Dewasa ini pemahaman akan argumentasi kaderisasi tersebut belum mampu secara masif
dipaham oleh para pengurus dan kader yang memiliki tanggung jawab untuk mengkader. Padahal
argumentasi tersebut menjadi hal dasar yang semestinya telah dimengerti oleh setiap diri
pengkader. Berangkat dari hal tersebut diatas, dalam proses berjalannya roda organisasi pada level
lembaga rayon masih sering dijumpai kesenjangan pemahaman akan konsepsi kaderisasi.
Sehingga yang terjadi kesenjangan tersebut berefek pada kinerja kelambagaan tersebut yang
tercermin dari jumlah kuantitas anggota dan kualitas kader yang ada didalam lembaga tersebut.

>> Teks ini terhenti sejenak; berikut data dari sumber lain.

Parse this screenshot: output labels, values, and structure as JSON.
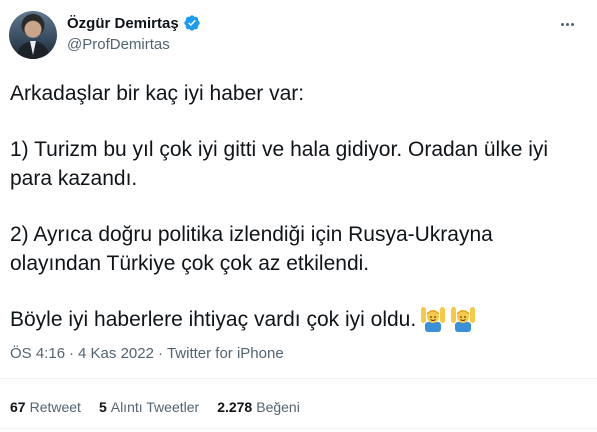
{
  "author": {
    "name": "Özgür Demirtaş",
    "handle": "@ProfDemirtas",
    "verified": true,
    "accent": "#1d9bf0"
  },
  "tweet": {
    "paragraphs": [
      "Arkadaşlar bir kaç iyi haber var:",
      "1) Turizm bu yıl çok iyi gitti ve hala gidiyor. Oradan ülke iyi para kazandı.",
      "2) Ayrıca doğru politika izlendiği için Rusya-Ukrayna olayından Türkiye çok çok az etkilendi.",
      "Böyle iyi haberlere ihtiyaç vardı çok iyi oldu."
    ],
    "emojis": [
      "raising-hands-person-icon",
      "raising-hands-person-icon"
    ]
  },
  "meta": {
    "time": "ÖS 4:16",
    "sep1": "·",
    "date": "4 Kas 2022",
    "sep2": "·",
    "source": "Twitter for iPhone"
  },
  "stats": {
    "retweets": {
      "count": "67",
      "label": "Retweet"
    },
    "quotes": {
      "count": "5",
      "label": "Alıntı Tweetler"
    },
    "likes": {
      "count": "2.278",
      "label": "Beğeni"
    }
  }
}
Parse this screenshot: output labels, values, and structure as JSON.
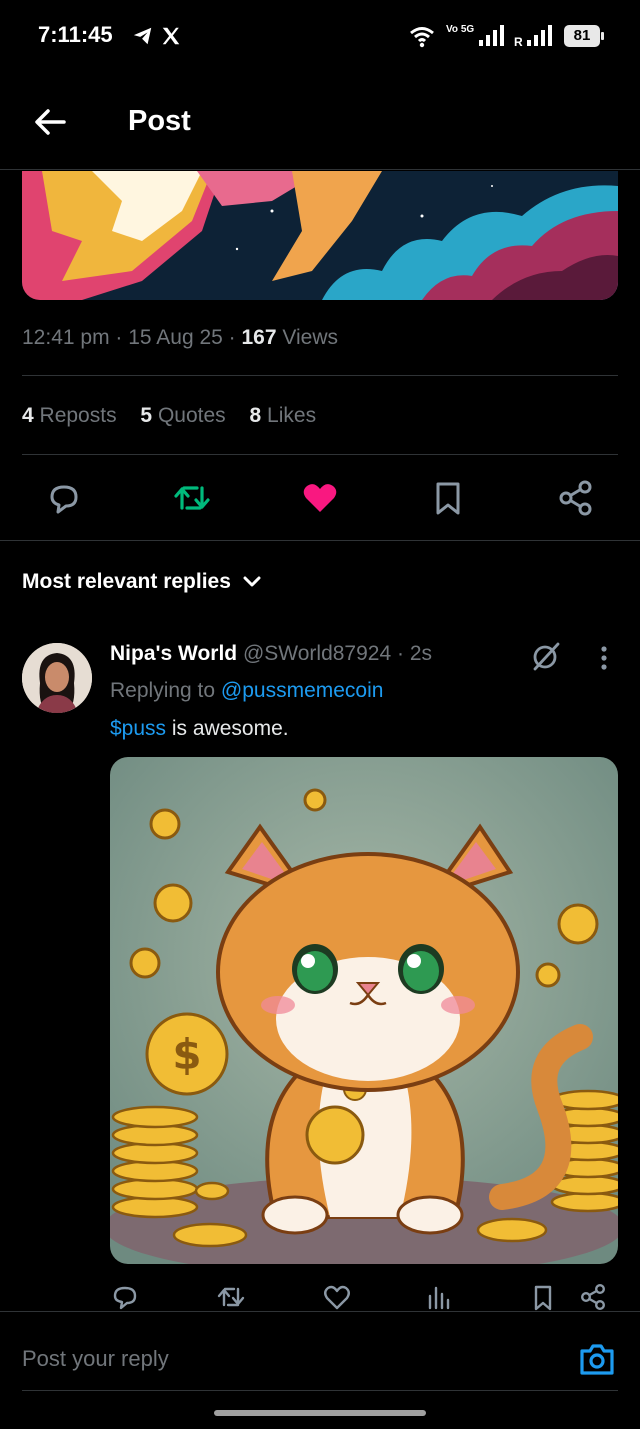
{
  "status_bar": {
    "time": "7:11:45",
    "network_label": "Vo 5G",
    "roaming": "R",
    "battery": "81"
  },
  "header": {
    "title": "Post"
  },
  "post": {
    "time": "12:41 pm",
    "date": "15 Aug 25",
    "views_count": "167",
    "views_label": "Views",
    "reposts_count": "4",
    "reposts_label": "Reposts",
    "quotes_count": "5",
    "quotes_label": "Quotes",
    "likes_count": "8",
    "likes_label": "Likes",
    "liked": true,
    "colors": {
      "repost": "#00ba7c",
      "like": "#f91880",
      "link": "#1d9bf0"
    }
  },
  "replies_sort": {
    "label": "Most relevant replies"
  },
  "reply": {
    "name": "Nipa's World",
    "handle": "@SWorld87924",
    "time": "2s",
    "replying_prefix": "Replying to",
    "replying_to": "@pussmemecoin",
    "cashtag": "$puss",
    "text": " is awesome."
  },
  "composer": {
    "placeholder": "Post your reply"
  },
  "icons": [
    "back-arrow-icon",
    "telegram-icon",
    "x-logo-icon",
    "wifi-icon",
    "signal-icon",
    "reply-icon",
    "repost-icon",
    "heart-icon",
    "bookmark-icon",
    "share-icon",
    "chevron-down-icon",
    "grok-icon",
    "more-icon",
    "views-icon",
    "camera-icon"
  ]
}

Kondisi kesenjangan tersebut jika dibiarkan secara berlarut dapat mengancam eksistensi
organisasi.

Melihat realita kondisi kaderisasi yang belum terkonsep secara hierarki pada setiap jenjang
level organisasi, dirasa perlu adanya bentuk pembagian wewenang dan tugas setiang elemen
organisasi pada poros porsinya dalam mengawal proses kaderisasi pada setiap jenjangnya sebagai
salah satu bentuk pengawalan yang masif dan konkrit pada konteks proses pengkaderan. Berbicara
mengenai pembagian wewenang dan tugas pengawalan kaderisasi tersebut dimaksudkan agar pada
setiap level organisasi tertanam jelas haluan dan sistem pengkaderan yang terkonsep secara rapih
dan sistematis. Dimanakah posisi cabang pada tingkatan kelembagaannya dalam mengawal
kaderisasi, bagaimanakah peran dan porsi surveillance komisariat dalam memberikan arahan
pengkaderan pada level dibawahnya, serta apa yang harus dilakukan rayon-rayon melalui ruang
prosesnya yang ideal mampu melahirkan anggota dan kader yang loyal dan progresif.